Sadece doğasıyla değil tarihi zenginliğiyle de eşsiz bir rotasyon olan Kırgızistan’ın en meşhur yapılarından biri M.Ö. 2000-2500 yıları arasında yapıldığı tespit edilen 4 bin metre yükseklikteki Orta Asya’nın en büyük açık hava petroglif galerisi Saymalı Taş. Orta Asya’daki avcı, çoban ve ilk çiftçi toplumların günlük yaşamı, kültürü ve tarihine dair ipuçları fısıldayan taşlarıyla halkının yaşam tarzını gösteriyor.
Peygamberlerin ziyaret ettiği dağ olduğuna inanılan Süleyman Dağı da mağara ve duvar resimleriyle ülkenin en önemli kültür miraslarından. İpek Yolu üzerinde bulunan Taş Rabat Kervan Sarayı 15. yüzyıla dayanan geçmişiyle doğu batı arasındaki önemli bağlantı noktalarından biri.
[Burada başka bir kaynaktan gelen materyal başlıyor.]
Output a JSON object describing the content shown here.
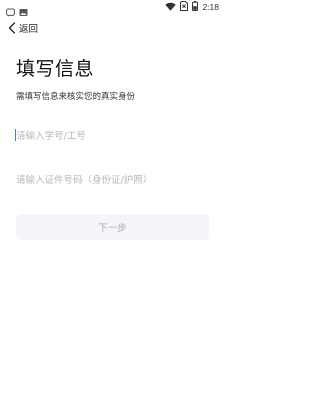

Yusuf Has Hacip’in doğduğu şehir Balasagun Kenti’nde arkeolojik kazılar hala devam ediyor. Burada bulunan Burana Minaresi deprem sonrasında yarısını kaybetmiş. Caminin 9. ve 10. Yüzyıl arasında yapıldığı biliniyor.
Geçmişinde çok kültürlü bir yapıya sahip Kırgızistan’ın Çinli Müslümanlar’a ait Dungeon Camii’si Karakol’da yer alıyor. Çin motifli işlemeleriyle dikkat çeken camiinin yanı sıra Kutsal Üçlü Ortodoks Kilisesi Sovyetler Dönemi’nden kalma eşsiz bir yapı. Kilise içinde pek çok ikon bulunuyor. “İmamların güneşi” manasına gelen Şemsü-l Eimme lakabıyla meşhur büyük Türk-İslam âlimi İmam Serahsi’nin Türbesi ülkenin Özgen şehrinde yer alıyor. 2012 senesinde Türkiye Diyanet Vakfı tarafından geleneksel Türkistan mimarisine uygun olarak inşa edilen türbe günümüzde bölgenin önemli manevi ziyaret mekânlarından biri olma özelliğini taşıyor.
20. yüzyıl başına dek göçebe yaşam tarzını muhafaza eden, hala yarı göçebe topluluklarının varlığını sürdürdüğü Kırgızistan kültürünün en önemli özelliklerinden biri de manasları. Kırgız kültürünün ansiklopedisi olarak kabul edilen manasların anlatıcılarından Sayakbay Karalayev ülkenin en büyük manasçısı olarak kabul ediliyor. Gün Olur Asra Bedel, Gülsarı, Cemile gibi eserleriyle dünya edebiyatının en kıymetli yazarlarından Cengiz Aytmatov’un 1986 yılından vefatına dek yaşamını sürdürdüğü evi müze ev olarak ziyarete açık. Yazarın aile mutfağından, şahsi kütüphanesine, yatak ve misafir odalarına uzanan ev yazarın okurları için bir keşif durağı.
Ayrıca ilki 2014 senesinde düzenlenen Dünya Göçebe Oyunları kapsamında pek çok sporcuyu ağırlayan Kırgızistan, Orta Asya kültürüne dair tarih ve kültür mirası ile tanışma imkânı da sunuyor. İki yılda bir düzenlenen oyunların üçüncüsü 2018’de gerçekleştirilecek. Lafın kısası başkent Bişkek’e direkt uçuşların olduğu ve sanılanın aksine gitmenin hiç de güç olmadığı, hem doğal güzellikleri hem de tarihiyle saklı bir hazine olan Kırgızistan’da keşfedilecek çok şey var!